46

8.9K 486 25
                                    

"Albara Adhitama."

Mata Darren memicing begitu mendengar nama jelek itu di sebutkan. Ia melirik pintu ruangan dimana sang istri berada didalamnya sebentar, lalu melangkahkan kaki menuju ruang meeting.

Om Ezra yang menangkap gelagat tak mengenakkan dari atasannya menjadi was-was dan memutuskan untuk mengikuti Darren di belakang.

"Biar Darren sendiri om," pinta Darren yang di jawab anggukan Om Ezra.

Setelah atasannya itu masuk, om Ezra menutup pintu dengan menyisakan sedikit celah dan dan berdiri di depan agar ia bisa memantau.

Mendengar langkah kaki dari belakang, Bara yang tengah dilanda emosi langsung berdiri dari duduknya dan berjalan cepat mengayunkan kepalan tangannya pada wajah Darren.

Bugh

"Shit!"

Darren yang mendapat pukulan secara tiba-tiba itu mengumpat.

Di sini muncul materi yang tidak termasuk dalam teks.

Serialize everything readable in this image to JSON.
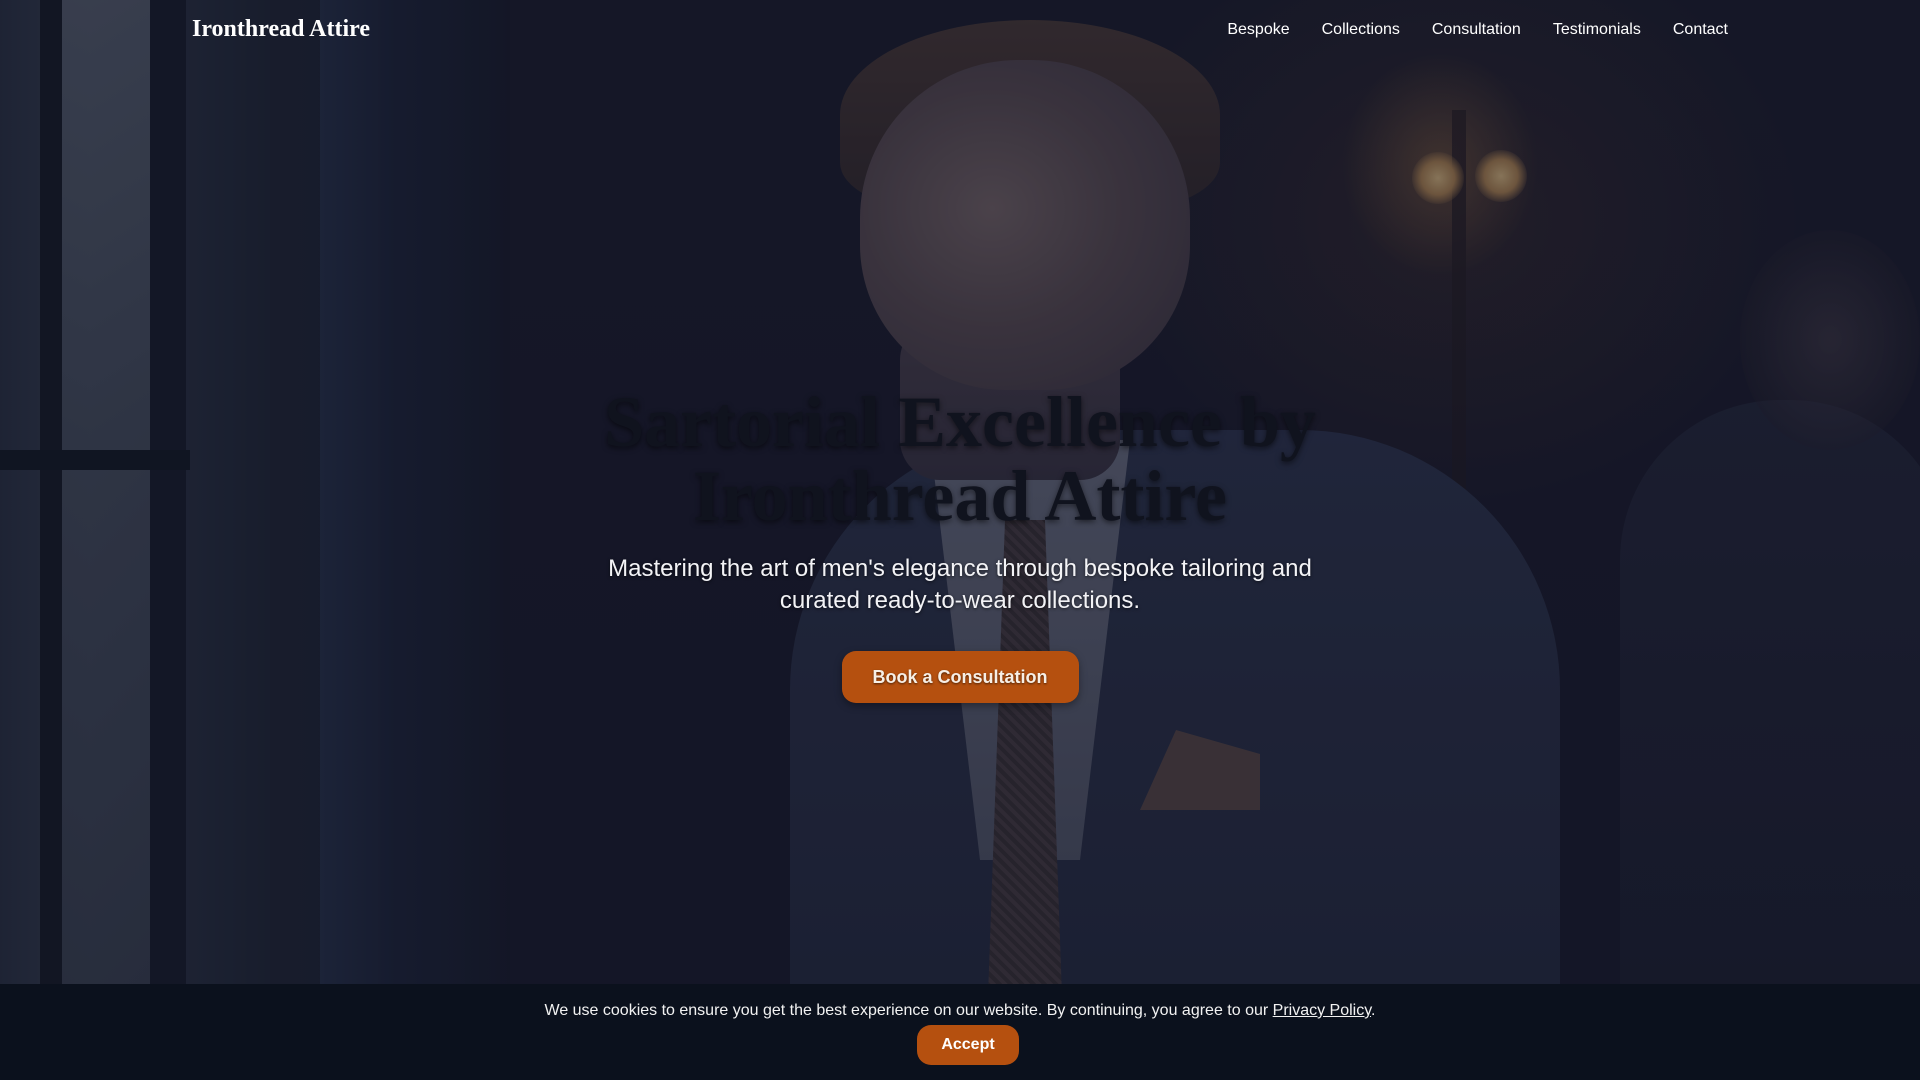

Tubuhnya yang terhuyung dapat di tahan dengan baik oleh sekretarisnya yang entah sejak kapan ikut masuk.

"Apa yang anda lakukan, tuan Bara!" Om Ezra berteriak murka.

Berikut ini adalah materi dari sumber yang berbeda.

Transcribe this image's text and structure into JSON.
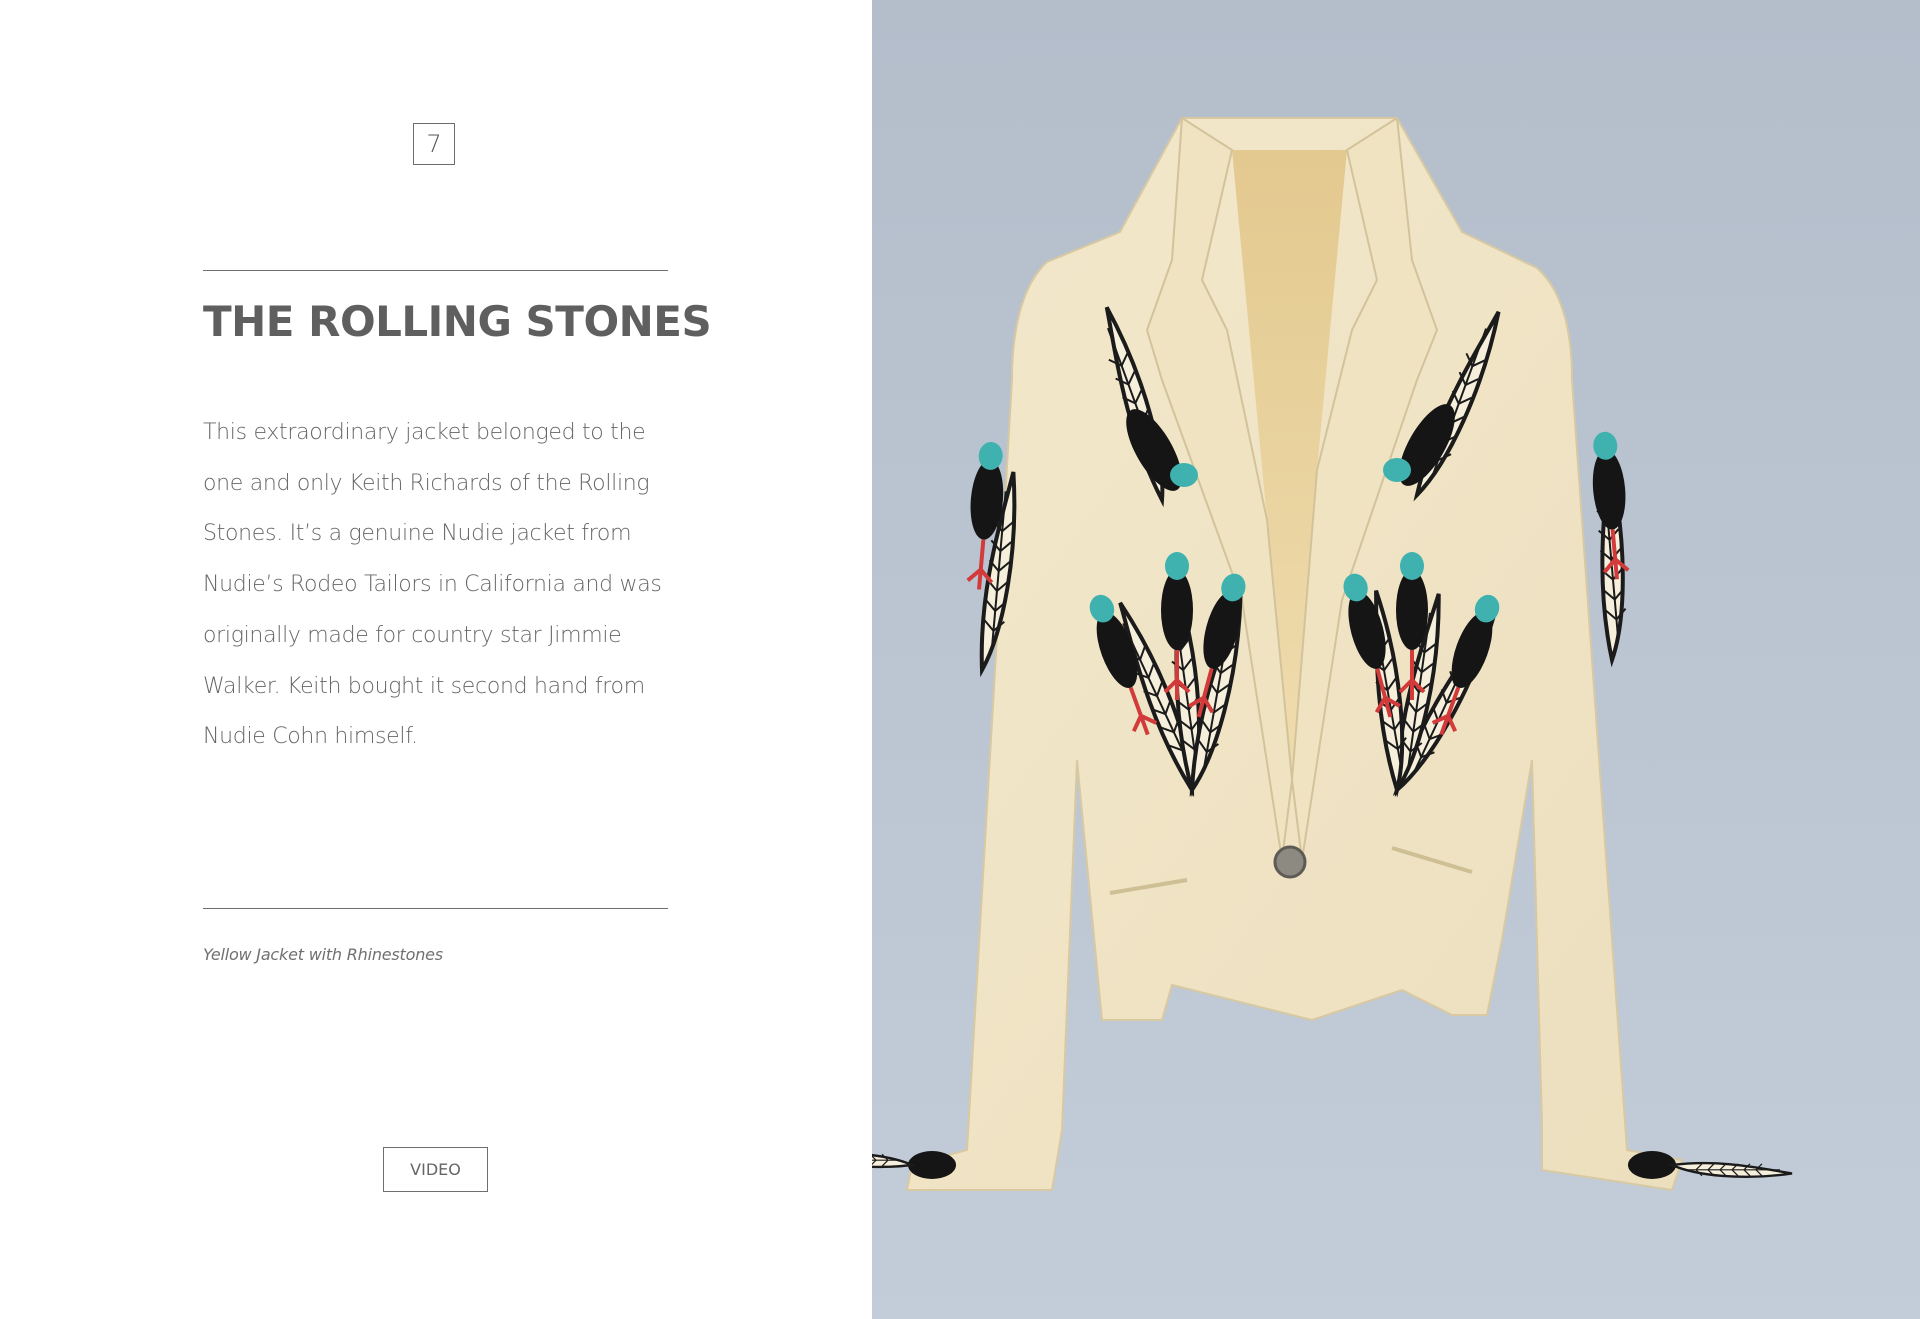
{
  "page": {
    "number": "7"
  },
  "exhibit": {
    "title": "THE ROLLING STONES",
    "description_lines": [
      "This extraordinary jacket belonged to the",
      "one and only Keith Richards of the Rolling",
      "Stones. It’s a genuine Nudie jacket from",
      "Nudie’s Rodeo Tailors in California and was",
      "originally made for country star Jimmie",
      "Walker. Keith bought it second hand from",
      "Nudie Cohn himself."
    ],
    "caption": "Yellow Jacket with Rhinestones",
    "video_label": "VIDEO"
  },
  "photo": {
    "subject": "yellow-jacket-with-rhinestones",
    "background_color": "#b8c2ce",
    "jacket_color": "#f0e4c6"
  },
  "colors": {
    "text": "#666666",
    "title": "#5f5f5f",
    "rule": "#6e6e6e"
  }
}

Pria itu maju, hendak membalas pukulan Bara sebelum Darren mencegah dengan menahan pundaknya.

"Dia sudah kurang ajar, Ren!" Protesnya pada sang atasan yang sudah ia anggap seperti putranya sendiri.

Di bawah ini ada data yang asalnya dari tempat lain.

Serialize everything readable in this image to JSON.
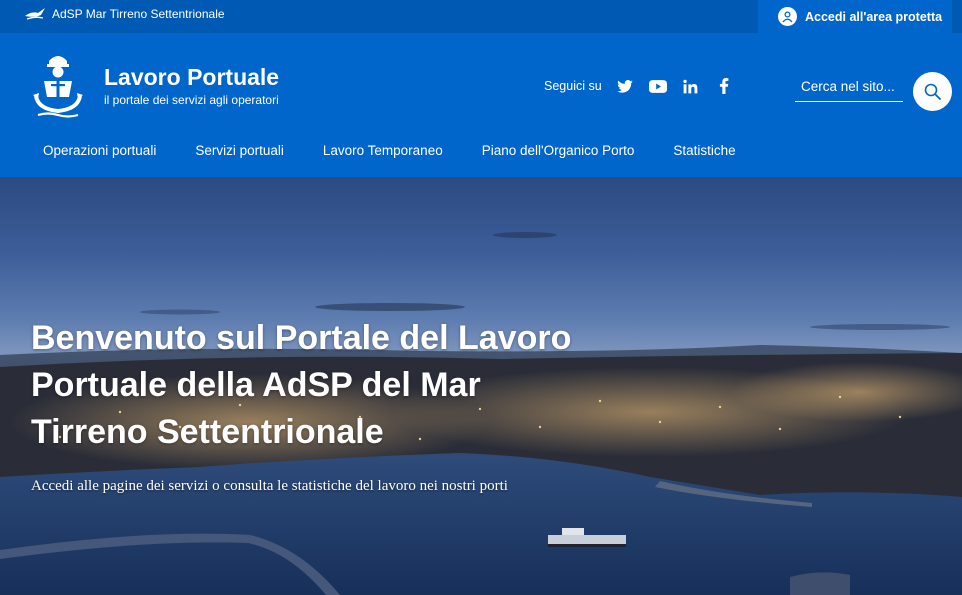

Darren mengusap sudut bibirnya yang berdarah, matanya melirik Bara yang menatapnya dengan penuh emosi dan kepalan tangan di sisi tubuh.

"Om boleh keluar. Darren bisa bales dia sendiri," ujar Darren dengan senyum tipis.

"Om akan pantau dari depan."

Setelah mengucapkan itu, om Ezra menatap tajam Bara sesaat lalu berjalan keluar dan kembali pada posisi semula.

"Apa yang membuat tuan muda Albara Adhitama menginjakkan kaki di sini dan berlagak seperti preman?" Darren tersenyum remeh.

Bara yang semakin tersulut emosi, mendekat dan meraih kerah kemeja Darren. "Apa yang lo lakuin sama perusahaan bokap gue, bangsat!!"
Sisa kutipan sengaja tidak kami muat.